Two expeditions were landmarks in the winning of Atlantic knowledge: the first was conducted by a flotilla of American vessels that set out from Norfolk, Virginia, in the summer of 1838, and the second was the venture by a single Royal Navy vessel that stood out from Portsmouth, Hampshire, in the winter of 1872. The former was known somewhat portentously as the United States Exploring Expedition, and in terms of Atlantic history was made more famous by the absence of one invited member who resigned shortly before sailing. The second expedition has come to be remembered, rather more economically, as simply the voyage of HMS Challenger.
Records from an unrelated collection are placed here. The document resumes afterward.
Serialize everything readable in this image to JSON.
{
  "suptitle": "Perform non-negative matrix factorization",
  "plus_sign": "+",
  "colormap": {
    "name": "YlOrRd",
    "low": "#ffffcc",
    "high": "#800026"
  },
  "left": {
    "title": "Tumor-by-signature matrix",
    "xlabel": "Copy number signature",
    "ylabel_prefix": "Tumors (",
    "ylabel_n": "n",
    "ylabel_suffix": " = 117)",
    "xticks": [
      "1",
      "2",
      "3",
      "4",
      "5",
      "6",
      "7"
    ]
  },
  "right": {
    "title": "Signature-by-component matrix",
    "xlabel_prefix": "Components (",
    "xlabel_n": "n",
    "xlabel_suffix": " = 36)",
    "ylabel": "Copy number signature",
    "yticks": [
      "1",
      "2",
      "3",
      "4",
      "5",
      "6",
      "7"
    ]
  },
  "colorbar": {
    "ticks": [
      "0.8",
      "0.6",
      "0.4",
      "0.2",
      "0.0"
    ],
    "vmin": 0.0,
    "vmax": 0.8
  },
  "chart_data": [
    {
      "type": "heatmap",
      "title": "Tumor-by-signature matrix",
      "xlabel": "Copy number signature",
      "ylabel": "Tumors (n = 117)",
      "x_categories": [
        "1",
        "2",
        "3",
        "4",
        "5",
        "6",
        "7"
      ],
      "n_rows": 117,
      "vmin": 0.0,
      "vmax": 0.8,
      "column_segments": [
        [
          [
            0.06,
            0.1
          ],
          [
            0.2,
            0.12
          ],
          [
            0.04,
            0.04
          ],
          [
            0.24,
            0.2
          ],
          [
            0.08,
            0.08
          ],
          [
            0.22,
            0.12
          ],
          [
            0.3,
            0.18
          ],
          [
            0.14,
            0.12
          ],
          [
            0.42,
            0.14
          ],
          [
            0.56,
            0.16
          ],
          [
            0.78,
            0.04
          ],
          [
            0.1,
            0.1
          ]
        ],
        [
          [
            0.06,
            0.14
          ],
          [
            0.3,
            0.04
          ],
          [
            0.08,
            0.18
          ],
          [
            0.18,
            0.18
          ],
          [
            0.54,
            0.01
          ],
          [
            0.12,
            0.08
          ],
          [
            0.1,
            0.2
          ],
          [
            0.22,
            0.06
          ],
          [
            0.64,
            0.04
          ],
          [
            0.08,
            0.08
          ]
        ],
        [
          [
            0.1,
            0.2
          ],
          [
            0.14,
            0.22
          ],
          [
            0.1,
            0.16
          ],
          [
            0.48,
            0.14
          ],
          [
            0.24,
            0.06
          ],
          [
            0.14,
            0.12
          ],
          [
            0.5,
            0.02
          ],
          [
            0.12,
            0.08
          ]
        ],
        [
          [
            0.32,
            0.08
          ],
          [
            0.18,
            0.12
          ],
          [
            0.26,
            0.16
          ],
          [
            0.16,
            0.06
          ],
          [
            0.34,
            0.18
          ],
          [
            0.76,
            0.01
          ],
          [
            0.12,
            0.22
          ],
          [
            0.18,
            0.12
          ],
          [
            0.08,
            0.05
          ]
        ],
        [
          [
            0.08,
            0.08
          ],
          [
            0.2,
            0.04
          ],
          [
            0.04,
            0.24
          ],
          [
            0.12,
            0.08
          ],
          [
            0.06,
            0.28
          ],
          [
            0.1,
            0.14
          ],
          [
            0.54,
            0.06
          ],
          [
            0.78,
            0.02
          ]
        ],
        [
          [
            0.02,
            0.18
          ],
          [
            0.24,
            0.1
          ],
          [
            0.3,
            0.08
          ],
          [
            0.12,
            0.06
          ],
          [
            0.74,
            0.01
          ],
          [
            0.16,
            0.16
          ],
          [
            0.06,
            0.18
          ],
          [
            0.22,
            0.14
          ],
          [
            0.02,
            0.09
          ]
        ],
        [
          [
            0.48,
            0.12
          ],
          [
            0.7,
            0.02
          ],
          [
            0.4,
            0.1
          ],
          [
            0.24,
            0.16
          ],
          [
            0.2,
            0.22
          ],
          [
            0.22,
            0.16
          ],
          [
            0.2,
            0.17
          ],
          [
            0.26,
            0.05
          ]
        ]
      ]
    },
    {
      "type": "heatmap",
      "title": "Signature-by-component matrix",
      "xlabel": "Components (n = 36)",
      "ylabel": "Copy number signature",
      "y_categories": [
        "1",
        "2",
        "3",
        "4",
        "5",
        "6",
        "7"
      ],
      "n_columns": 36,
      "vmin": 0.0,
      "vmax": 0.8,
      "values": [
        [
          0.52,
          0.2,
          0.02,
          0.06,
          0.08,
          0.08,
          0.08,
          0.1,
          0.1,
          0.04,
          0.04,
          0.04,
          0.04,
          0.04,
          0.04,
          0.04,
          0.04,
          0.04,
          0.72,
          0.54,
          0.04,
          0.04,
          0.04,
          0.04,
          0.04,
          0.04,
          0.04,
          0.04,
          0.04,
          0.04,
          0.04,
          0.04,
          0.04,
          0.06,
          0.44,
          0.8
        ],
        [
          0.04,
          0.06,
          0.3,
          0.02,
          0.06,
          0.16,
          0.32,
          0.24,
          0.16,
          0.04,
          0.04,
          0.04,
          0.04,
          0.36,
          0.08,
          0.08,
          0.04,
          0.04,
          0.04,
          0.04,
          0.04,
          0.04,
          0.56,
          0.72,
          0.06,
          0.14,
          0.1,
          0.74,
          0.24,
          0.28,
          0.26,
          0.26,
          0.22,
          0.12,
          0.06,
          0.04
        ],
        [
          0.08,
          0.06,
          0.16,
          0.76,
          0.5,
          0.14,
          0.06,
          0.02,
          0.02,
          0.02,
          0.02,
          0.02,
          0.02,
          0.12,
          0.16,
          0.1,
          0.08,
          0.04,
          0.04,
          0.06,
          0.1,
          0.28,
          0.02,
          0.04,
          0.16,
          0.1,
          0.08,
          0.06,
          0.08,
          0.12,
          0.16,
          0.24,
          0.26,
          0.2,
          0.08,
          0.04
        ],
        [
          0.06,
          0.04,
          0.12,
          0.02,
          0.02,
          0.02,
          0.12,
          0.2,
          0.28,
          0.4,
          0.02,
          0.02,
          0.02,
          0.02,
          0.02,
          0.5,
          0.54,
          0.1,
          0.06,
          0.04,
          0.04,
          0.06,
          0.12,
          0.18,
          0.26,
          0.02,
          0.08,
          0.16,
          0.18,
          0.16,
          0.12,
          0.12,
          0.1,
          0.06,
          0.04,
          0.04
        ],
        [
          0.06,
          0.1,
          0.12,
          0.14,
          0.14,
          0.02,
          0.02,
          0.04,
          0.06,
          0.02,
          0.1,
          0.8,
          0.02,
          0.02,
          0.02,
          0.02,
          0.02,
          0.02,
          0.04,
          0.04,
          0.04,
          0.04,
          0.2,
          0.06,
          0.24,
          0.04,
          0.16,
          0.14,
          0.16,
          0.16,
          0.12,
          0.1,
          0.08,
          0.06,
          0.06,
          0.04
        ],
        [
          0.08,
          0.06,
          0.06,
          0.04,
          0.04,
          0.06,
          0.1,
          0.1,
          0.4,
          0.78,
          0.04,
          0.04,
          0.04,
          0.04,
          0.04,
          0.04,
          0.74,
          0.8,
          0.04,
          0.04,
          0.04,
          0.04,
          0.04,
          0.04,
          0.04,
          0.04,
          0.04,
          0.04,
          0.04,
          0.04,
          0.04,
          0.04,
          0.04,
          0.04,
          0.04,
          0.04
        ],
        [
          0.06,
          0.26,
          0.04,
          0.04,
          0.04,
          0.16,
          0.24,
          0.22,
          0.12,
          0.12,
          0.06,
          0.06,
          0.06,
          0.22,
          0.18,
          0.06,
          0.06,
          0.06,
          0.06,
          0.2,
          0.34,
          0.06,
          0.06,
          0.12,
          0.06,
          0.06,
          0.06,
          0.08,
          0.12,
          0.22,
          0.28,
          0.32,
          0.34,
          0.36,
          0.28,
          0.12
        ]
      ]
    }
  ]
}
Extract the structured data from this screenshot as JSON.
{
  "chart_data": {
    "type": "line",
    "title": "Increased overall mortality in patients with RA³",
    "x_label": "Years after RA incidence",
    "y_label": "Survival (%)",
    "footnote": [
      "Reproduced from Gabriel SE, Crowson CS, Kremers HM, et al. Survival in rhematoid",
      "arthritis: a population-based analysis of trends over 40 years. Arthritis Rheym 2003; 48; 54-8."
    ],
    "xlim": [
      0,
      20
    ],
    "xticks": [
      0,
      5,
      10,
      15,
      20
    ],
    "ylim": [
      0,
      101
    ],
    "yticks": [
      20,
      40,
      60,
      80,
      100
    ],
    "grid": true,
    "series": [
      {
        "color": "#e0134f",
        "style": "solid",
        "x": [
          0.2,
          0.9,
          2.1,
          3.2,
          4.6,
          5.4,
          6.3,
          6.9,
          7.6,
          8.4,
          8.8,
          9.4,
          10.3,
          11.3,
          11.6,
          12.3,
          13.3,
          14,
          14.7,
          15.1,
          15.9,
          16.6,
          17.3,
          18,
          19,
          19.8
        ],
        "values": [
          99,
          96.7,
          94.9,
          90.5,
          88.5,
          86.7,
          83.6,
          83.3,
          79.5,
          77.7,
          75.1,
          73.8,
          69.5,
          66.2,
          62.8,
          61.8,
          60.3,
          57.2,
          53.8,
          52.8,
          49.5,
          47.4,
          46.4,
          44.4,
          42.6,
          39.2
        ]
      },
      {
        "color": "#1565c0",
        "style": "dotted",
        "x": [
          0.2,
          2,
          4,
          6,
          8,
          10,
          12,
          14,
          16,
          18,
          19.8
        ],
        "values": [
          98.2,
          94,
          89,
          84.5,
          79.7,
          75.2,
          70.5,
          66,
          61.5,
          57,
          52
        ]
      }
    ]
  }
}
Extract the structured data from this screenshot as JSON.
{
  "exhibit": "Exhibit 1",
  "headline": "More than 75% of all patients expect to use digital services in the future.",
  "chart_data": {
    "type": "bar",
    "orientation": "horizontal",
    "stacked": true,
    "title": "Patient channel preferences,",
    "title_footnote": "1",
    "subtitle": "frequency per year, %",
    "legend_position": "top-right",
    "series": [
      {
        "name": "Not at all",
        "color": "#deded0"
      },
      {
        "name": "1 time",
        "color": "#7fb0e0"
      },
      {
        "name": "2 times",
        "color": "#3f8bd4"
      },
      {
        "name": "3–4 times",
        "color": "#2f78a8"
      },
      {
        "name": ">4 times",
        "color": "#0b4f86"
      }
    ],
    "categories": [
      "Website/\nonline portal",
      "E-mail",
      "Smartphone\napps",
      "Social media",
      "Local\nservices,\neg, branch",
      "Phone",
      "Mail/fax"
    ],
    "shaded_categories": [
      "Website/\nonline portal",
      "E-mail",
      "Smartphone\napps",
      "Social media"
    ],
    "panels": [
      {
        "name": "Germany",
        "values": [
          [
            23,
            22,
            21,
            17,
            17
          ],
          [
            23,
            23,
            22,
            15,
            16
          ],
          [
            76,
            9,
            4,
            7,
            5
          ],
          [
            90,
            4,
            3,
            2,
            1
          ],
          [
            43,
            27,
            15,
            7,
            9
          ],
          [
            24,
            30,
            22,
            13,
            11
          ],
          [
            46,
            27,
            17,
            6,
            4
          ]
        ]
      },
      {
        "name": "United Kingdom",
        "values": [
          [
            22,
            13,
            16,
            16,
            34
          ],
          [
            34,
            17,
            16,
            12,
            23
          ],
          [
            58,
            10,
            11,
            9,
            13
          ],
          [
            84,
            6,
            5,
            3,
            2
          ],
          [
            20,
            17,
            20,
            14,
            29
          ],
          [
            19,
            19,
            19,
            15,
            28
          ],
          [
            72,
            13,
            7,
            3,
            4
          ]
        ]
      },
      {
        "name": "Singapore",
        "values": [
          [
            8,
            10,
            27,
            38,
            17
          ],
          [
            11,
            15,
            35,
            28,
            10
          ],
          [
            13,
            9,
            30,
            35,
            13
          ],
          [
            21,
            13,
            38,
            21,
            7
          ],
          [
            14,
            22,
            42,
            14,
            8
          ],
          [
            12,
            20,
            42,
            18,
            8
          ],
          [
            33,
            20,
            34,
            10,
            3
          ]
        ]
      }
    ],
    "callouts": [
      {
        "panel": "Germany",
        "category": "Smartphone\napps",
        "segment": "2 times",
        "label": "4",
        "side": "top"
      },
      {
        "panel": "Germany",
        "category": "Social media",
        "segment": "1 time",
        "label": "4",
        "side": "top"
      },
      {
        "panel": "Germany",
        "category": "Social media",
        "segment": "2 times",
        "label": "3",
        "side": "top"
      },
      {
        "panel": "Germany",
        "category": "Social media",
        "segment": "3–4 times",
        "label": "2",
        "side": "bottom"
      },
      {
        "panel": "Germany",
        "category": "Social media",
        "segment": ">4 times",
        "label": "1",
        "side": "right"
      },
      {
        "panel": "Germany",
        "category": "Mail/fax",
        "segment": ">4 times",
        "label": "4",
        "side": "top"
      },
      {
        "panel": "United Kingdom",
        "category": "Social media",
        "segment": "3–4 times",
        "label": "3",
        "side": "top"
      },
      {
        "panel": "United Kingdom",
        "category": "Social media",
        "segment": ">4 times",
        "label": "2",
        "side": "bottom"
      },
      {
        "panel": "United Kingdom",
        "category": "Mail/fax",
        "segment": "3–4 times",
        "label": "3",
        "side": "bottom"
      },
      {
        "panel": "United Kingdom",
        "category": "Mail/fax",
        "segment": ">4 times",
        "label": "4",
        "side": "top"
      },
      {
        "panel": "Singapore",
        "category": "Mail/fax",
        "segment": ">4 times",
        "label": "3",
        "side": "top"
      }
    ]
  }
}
The convoluted fate of the first is still a matter of discussion to this day; but of the second - in more recent times one of the five American space shuttles was named in honour of the single British ship, which testifies to the success of that pioneering sea voyage undertaken almost exactly a century before.25
The American venture - known more familiarly at the time as the Ex-Ex — was an ill-timed, ill-organised, and ill-accomplished congressional attempt to divine the mysteries of America’s two neighbour oceans, especially the Pacific. Commerce was Capitol Hill’s driving force: the fast-growing American whaling and fur-sealing industries needed new hunting grounds to exploit, and landlubber traders needed new territories with which to do business. Congress offered funds, and then got itself into the most terrible pickle trying to mediate between competing claims of the scientists and the naval officers from which it had to choose to drive the venture out into the ocean. The figure who because of the endless rows chose not to go - but who would nonetheless become nineteenth-century America’s most celebrated oceanographer - was a young naval lieutenant named Matthew Fontaine Maury. His decision to forgo the expedition (he had been invited along as the official astronomer, but decided the organising civil servant in charge was an “imbecile”) turned out to benefit his own reputation: few of those on this expedition would win much kudos.